Sainz: «Seguro que el Toro Rosso no es un coche malo»

Sainz y Räikkönen ruedan en Jerez. /
Sainz y Räikkönen ruedan en Jerez.

«No me esperaba dar 137 vueltas», asegura el piloto madrileño

DAVID SÁNCHEZ DE CASTROJerez

Carlos Sainz ha recibido toda una lección de Fórmula 1 en el tercer día de test de Jerez, segundo para él en Toro Rosso. El madrileño superó incluso el objetivo planteado de 100 vueltas, lo que obviamente fue toda una satisfacción para él: "Vimos que el primer día dimos 45, el segundo 70 y dijimos: 'Bueno, pues hoy 100'. De repente hemos visto que hemos podido dar 137, por lo tanto imaginaos la alegría que hay en el 'box' y lo contento que está todo el mundo, y yo personalmente"".

Tras estas primeras vueltas en Fórmula 1, el joven Sainz se plantea como principal objetivo aprender, pero obviamente para el equipo es algo más: quieren ser mejores que el año pasado. "El objetivo final es ser más competitivos que en 2014. Que el coche a estas alturas lo sea más o no, es una incógnita total para mi y para el equipo, porque todavía no hemos visto lo que puede hacer el coche. Ni siquiera nos hemos fijado si somos competitivos, si te soy honesto", confesaba el español. "Estamos tan centrados en aprender, en que el equipo me de ese número de vueltas para yo aprender y que el equipo aprenda del coche que no nos ha dado tiempo", señala un Sainz que está deseando volver 'al cole' en los próximos test de Barcelona.

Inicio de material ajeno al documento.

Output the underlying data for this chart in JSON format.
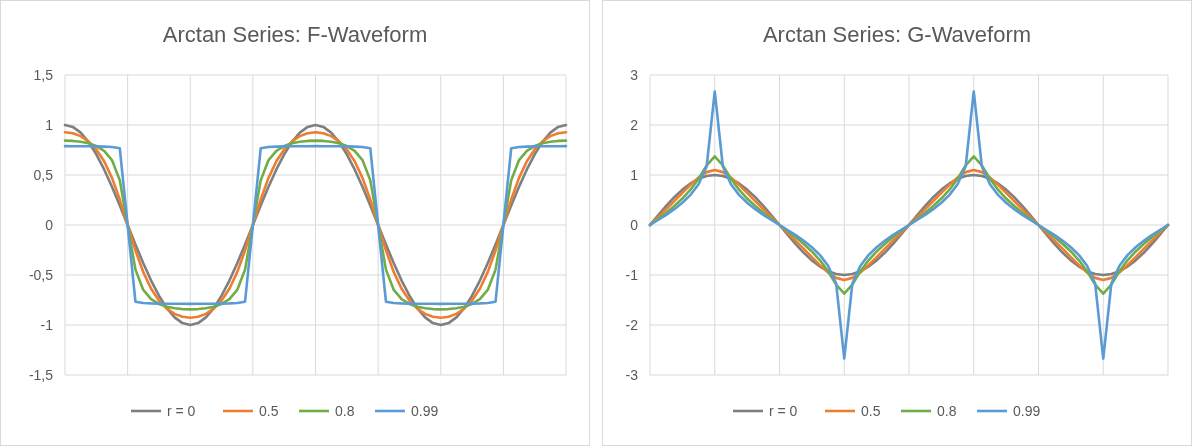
{
  "chart_data": [
    {
      "type": "line",
      "title": "Arctan Series: F-Waveform",
      "categories": [
        null,
        null,
        null,
        null,
        null,
        null,
        null,
        null,
        null,
        null,
        null,
        null,
        null,
        null,
        null,
        null,
        null,
        null,
        null,
        null,
        null,
        null,
        null,
        null,
        null,
        null,
        null,
        null,
        null,
        null,
        null,
        null,
        null,
        null,
        null,
        null,
        null,
        null,
        null,
        null,
        null,
        null,
        null,
        null,
        null,
        null,
        null,
        null,
        null,
        null,
        null,
        null,
        null,
        null,
        null,
        null,
        null,
        null,
        null,
        null,
        null,
        null,
        null,
        null,
        null
      ],
      "ylim": [
        -1.5,
        1.5
      ],
      "yticks": [
        {
          "value": -1.5,
          "label": "-1,5"
        },
        -1,
        {
          "value": -0.5,
          "label": "-0,5"
        },
        0,
        {
          "value": 0.5,
          "label": "0,5"
        },
        1,
        {
          "value": 1.5,
          "label": "1,5"
        }
      ],
      "tick_labels": "y",
      "grid": true,
      "legend": "bottom",
      "series": [
        {
          "name": "r = 0",
          "color": "#7f7f7f",
          "values": [
            1,
            0.9808,
            0.9239,
            0.8315,
            0.7071,
            0.5556,
            0.3827,
            0.1951,
            0,
            -0.1951,
            -0.3827,
            -0.5556,
            -0.7071,
            -0.8315,
            -0.9239,
            -0.9808,
            -1,
            -0.9808,
            -0.9239,
            -0.8315,
            -0.7071,
            -0.5556,
            -0.3827,
            -0.1951,
            0,
            0.1951,
            0.3827,
            0.5556,
            0.7071,
            0.8315,
            0.9239,
            0.9808,
            1,
            0.9808,
            0.9239,
            0.8315,
            0.7071,
            0.5556,
            0.3827,
            0.1951,
            0,
            -0.1951,
            -0.3827,
            -0.5556,
            -0.7071,
            -0.8315,
            -0.9239,
            -0.9808,
            -1,
            -0.9808,
            -0.9239,
            -0.8315,
            -0.7071,
            -0.5556,
            -0.3827,
            -0.1951,
            0,
            0.1951,
            0.3827,
            0.5556,
            0.7071,
            0.8315,
            0.9239,
            0.9808,
            1
          ]
        },
        {
          "name": "0.5",
          "color": "#ed7d31",
          "values": [
            0.9273,
            0.9181,
            0.8889,
            0.8369,
            0.7559,
            0.6376,
            0.4718,
            0.2545,
            0,
            -0.2545,
            -0.4718,
            -0.6376,
            -0.7559,
            -0.8369,
            -0.8889,
            -0.9181,
            -0.9273,
            -0.9181,
            -0.8889,
            -0.8369,
            -0.7559,
            -0.6376,
            -0.4718,
            -0.2545,
            0,
            0.2545,
            0.4718,
            0.6376,
            0.7559,
            0.8369,
            0.8889,
            0.9181,
            0.9273,
            0.9181,
            0.8889,
            0.8369,
            0.7559,
            0.6376,
            0.4718,
            0.2545,
            0,
            -0.2545,
            -0.4718,
            -0.6376,
            -0.7559,
            -0.8369,
            -0.8889,
            -0.9181,
            -0.9273,
            -0.9181,
            -0.8889,
            -0.8369,
            -0.7559,
            -0.6376,
            -0.4718,
            -0.2545,
            0,
            0.2545,
            0.4718,
            0.6376,
            0.7559,
            0.8369,
            0.8889,
            0.9181,
            0.9273
          ]
        },
        {
          "name": "0.8",
          "color": "#70ad47",
          "values": [
            0.8434,
            0.8408,
            0.8324,
            0.8166,
            0.7891,
            0.7411,
            0.6495,
            0.4464,
            0,
            -0.4464,
            -0.6495,
            -0.7411,
            -0.7891,
            -0.8166,
            -0.8324,
            -0.8408,
            -0.8434,
            -0.8408,
            -0.8324,
            -0.8166,
            -0.7891,
            -0.7411,
            -0.6495,
            -0.4464,
            0,
            0.4464,
            0.6495,
            0.7411,
            0.7891,
            0.8166,
            0.8324,
            0.8408,
            0.8434,
            0.8408,
            0.8324,
            0.8166,
            0.7891,
            0.7411,
            0.6495,
            0.4464,
            0,
            -0.4464,
            -0.6495,
            -0.7411,
            -0.7891,
            -0.8166,
            -0.8324,
            -0.8408,
            -0.8434,
            -0.8408,
            -0.8324,
            -0.8166,
            -0.7891,
            -0.7411,
            -0.6495,
            -0.4464,
            0,
            0.4464,
            0.6495,
            0.7411,
            0.7891,
            0.8166,
            0.8324,
            0.8408,
            0.8434
          ]
        },
        {
          "name": "0.99",
          "color": "#5b9bd5",
          "values": [
            0.7883,
            0.7882,
            0.7878,
            0.7872,
            0.7861,
            0.7842,
            0.7801,
            0.7673,
            0,
            -0.7673,
            -0.7801,
            -0.7842,
            -0.7861,
            -0.7872,
            -0.7878,
            -0.7882,
            -0.7883,
            -0.7882,
            -0.7878,
            -0.7872,
            -0.7861,
            -0.7842,
            -0.7801,
            -0.7673,
            0,
            0.7673,
            0.7801,
            0.7842,
            0.7861,
            0.7872,
            0.7878,
            0.7882,
            0.7883,
            0.7882,
            0.7878,
            0.7872,
            0.7861,
            0.7842,
            0.7801,
            0.7673,
            0,
            -0.7673,
            -0.7801,
            -0.7842,
            -0.7861,
            -0.7872,
            -0.7878,
            -0.7882,
            -0.7883,
            -0.7882,
            -0.7878,
            -0.7872,
            -0.7861,
            -0.7842,
            -0.7801,
            -0.7673,
            0,
            0.7673,
            0.7801,
            0.7842,
            0.7861,
            0.7872,
            0.7878,
            0.7882,
            0.7883
          ]
        }
      ]
    },
    {
      "type": "line",
      "title": "Arctan Series: G-Waveform",
      "categories": [
        null,
        null,
        null,
        null,
        null,
        null,
        null,
        null,
        null,
        null,
        null,
        null,
        null,
        null,
        null,
        null,
        null,
        null,
        null,
        null,
        null,
        null,
        null,
        null,
        null,
        null,
        null,
        null,
        null,
        null,
        null,
        null,
        null,
        null,
        null,
        null,
        null,
        null,
        null,
        null,
        null,
        null,
        null,
        null,
        null,
        null,
        null,
        null,
        null,
        null,
        null,
        null,
        null,
        null,
        null,
        null,
        null,
        null,
        null,
        null,
        null,
        null,
        null,
        null,
        null
      ],
      "ylim": [
        -3,
        3
      ],
      "yticks": [
        -3,
        -2,
        -1,
        0,
        1,
        2,
        3
      ],
      "tick_labels": "y",
      "grid": true,
      "legend": "bottom",
      "series": [
        {
          "name": "r = 0",
          "color": "#7f7f7f",
          "values": [
            0,
            0.1951,
            0.3827,
            0.5556,
            0.7071,
            0.8315,
            0.9239,
            0.9808,
            1,
            0.9808,
            0.9239,
            0.8315,
            0.7071,
            0.5556,
            0.3827,
            0.1951,
            0,
            -0.1951,
            -0.3827,
            -0.5556,
            -0.7071,
            -0.8315,
            -0.9239,
            -0.9808,
            -1,
            -0.9808,
            -0.9239,
            -0.8315,
            -0.7071,
            -0.5556,
            -0.3827,
            -0.1951,
            0,
            0.1951,
            0.3827,
            0.5556,
            0.7071,
            0.8315,
            0.9239,
            0.9808,
            1,
            0.9808,
            0.9239,
            0.8315,
            0.7071,
            0.5556,
            0.3827,
            0.1951,
            0,
            -0.1951,
            -0.3827,
            -0.5556,
            -0.7071,
            -0.8315,
            -0.9239,
            -0.9808,
            -1,
            -0.9808,
            -0.9239,
            -0.8315,
            -0.7071,
            -0.5556,
            -0.3827,
            -0.1951,
            0
          ]
        },
        {
          "name": "0.5",
          "color": "#ed7d31",
          "values": [
            0,
            0.1574,
            0.3163,
            0.4778,
            0.6412,
            0.802,
            0.9485,
            1.0574,
            1.0986,
            1.0574,
            0.9485,
            0.802,
            0.6412,
            0.4778,
            0.3163,
            0.1574,
            0,
            -0.1574,
            -0.3163,
            -0.4778,
            -0.6412,
            -0.802,
            -0.9485,
            -1.0574,
            -1.0986,
            -1.0574,
            -0.9485,
            -0.802,
            -0.6412,
            -0.4778,
            -0.3163,
            -0.1574,
            0,
            0.1574,
            0.3163,
            0.4778,
            0.6412,
            0.802,
            0.9485,
            1.0574,
            1.0986,
            1.0574,
            0.9485,
            0.802,
            0.6412,
            0.4778,
            0.3163,
            0.1574,
            0,
            -0.1574,
            -0.3163,
            -0.4778,
            -0.6412,
            -0.802,
            -0.9485,
            -1.0574,
            -1.0986,
            -1.0574,
            -0.9485,
            -0.802,
            -0.6412,
            -0.4778,
            -0.3163,
            -0.1574,
            0
          ]
        },
        {
          "name": "0.8",
          "color": "#70ad47",
          "values": [
            0,
            0.1204,
            0.2452,
            0.3794,
            0.5298,
            0.7066,
            0.9246,
            1.1921,
            1.3733,
            1.1921,
            0.9246,
            0.7066,
            0.5298,
            0.3794,
            0.2452,
            0.1204,
            0,
            -0.1204,
            -0.2452,
            -0.3794,
            -0.5298,
            -0.7066,
            -0.9246,
            -1.1921,
            -1.3733,
            -1.1921,
            -0.9246,
            -0.7066,
            -0.5298,
            -0.3794,
            -0.2452,
            -0.1204,
            0,
            0.1204,
            0.2452,
            0.3794,
            0.5298,
            0.7066,
            0.9246,
            1.1921,
            1.3733,
            1.1921,
            0.9246,
            0.7066,
            0.5298,
            0.3794,
            0.2452,
            0.1204,
            0,
            -0.1204,
            -0.2452,
            -0.3794,
            -0.5298,
            -0.7066,
            -0.9246,
            -1.1921,
            -1.3733,
            -1.1921,
            -0.9246,
            -0.7066,
            -0.5298,
            -0.3794,
            -0.2452,
            -0.1204,
            0
          ]
        },
        {
          "name": "0.99",
          "color": "#5b9bd5",
          "values": [
            0,
            0.0998,
            0.2036,
            0.3163,
            0.4451,
            0.6024,
            0.8154,
            1.17,
            2.671,
            1.17,
            0.8154,
            0.6024,
            0.4451,
            0.3163,
            0.2036,
            0.0998,
            0,
            -0.0998,
            -0.2036,
            -0.3163,
            -0.4451,
            -0.6024,
            -0.8154,
            -1.17,
            -2.671,
            -1.17,
            -0.8154,
            -0.6024,
            -0.4451,
            -0.3163,
            -0.2036,
            -0.0998,
            0,
            0.0998,
            0.2036,
            0.3163,
            0.4451,
            0.6024,
            0.8154,
            1.17,
            2.671,
            1.17,
            0.8154,
            0.6024,
            0.4451,
            0.3163,
            0.2036,
            0.0998,
            0,
            -0.0998,
            -0.2036,
            -0.3163,
            -0.4451,
            -0.6024,
            -0.8154,
            -1.17,
            -2.671,
            -1.17,
            -0.8154,
            -0.6024,
            -0.4451,
            -0.3163,
            -0.2036,
            -0.0998,
            0
          ]
        }
      ]
    }
  ]
}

De estas primeras clases, ya tiene claro que "todo pasa más rápido" que en otras categorías. "Primero te tienes que acostumbrar a que es un Fórmula 1. Todo pasa más rápido y tienes una cantidad infinita de botones que tienes que ir cambiando en una vuelta. Todo esto cada vez te va viniendo solo poco a poco sin forzar. Lo segundo es como cualquier otro coche cuando subes de categoría, es que tienes que adaptar. Cada coche tiene su estilo de conducción, cada neumático lo mismo y en especial Pirelli, su forma de tratarlo, su forma de calentarlo. Ahora mismo estoy en ese proceso", afirma, después de un día en el que ha hecho 800 kilómetros del tirón.

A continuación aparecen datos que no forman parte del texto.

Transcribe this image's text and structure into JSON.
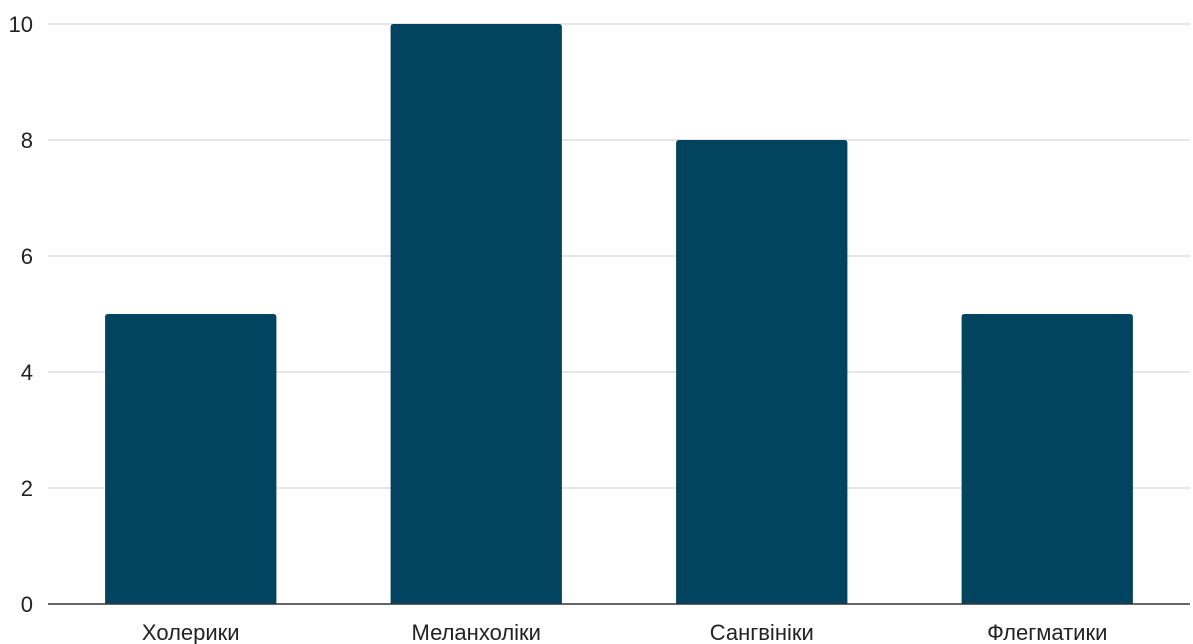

No obstante, aún le queda por conocer mucho de este STR10. "Seguro que no es un coche malo, esto al 100%. Confianza aún me falta. Estoy lejos de mi límite de confianza que tenía en un coche de World Series. Nos hemos dedicado a dar todas las vueltas posibles para que esto vaya llegando. Después ya nos pondremos con 'setups' y demás para adaptarlo cada uno a su estilo", afirma. De estos primeros días se queda con la cantidad de botones que tiene que tocar en una misma vuelta. "Ya lo había experimentado en el simulador y en Abu Dabi, pero allí con dos 'rectazas' se puede ir experimentando. Aquí sales de una curva y te metes en otra. Tener que ir cambiando botones en una curva al máximo de tu potencial a 200 km/h es complicado y hay que ir adaptándose. A lo largo del día lo he ido notando mejor", dice.

La progresión de sensaciones en apenas tres días ha sido muy positiva para Sainz. "El día 1 fue complicado, pasaron las cosas que tenían que pasar. Pero hoy ha sido un día mucho mejor de lo que yo esperaba. Nunca te esperas dar 137 vueltas en un día", afirmó Sainz, que además ha podido probar todo tipo de neumáticos, tanto en seco como en mojado. Para él ha sido un curso acelerado de cómo se puede dar un fin de semana cualquiera de gran premio.

También para su compañero, Max Verstappen, es la primera experiencia como piloto de Fórmula 1, así que entre los dos intercambian impresiones, aunque tampoco compartan muchas confidencias. "Lo típico: 'en la salida de esta curva me pasa esto, ¿a ti también? Vamos a decirlo al equipo', '¿cómo entras en tal o cual zona?' '¿el coche te hace esto o aquello?' Intercambiamos temas del circuito, manejabilidad y demás. Estamos los dos muy centrados en sentirnos lo más cómodos en el Toro Rosso", señaló el madrileño sobre el que será su primer rival.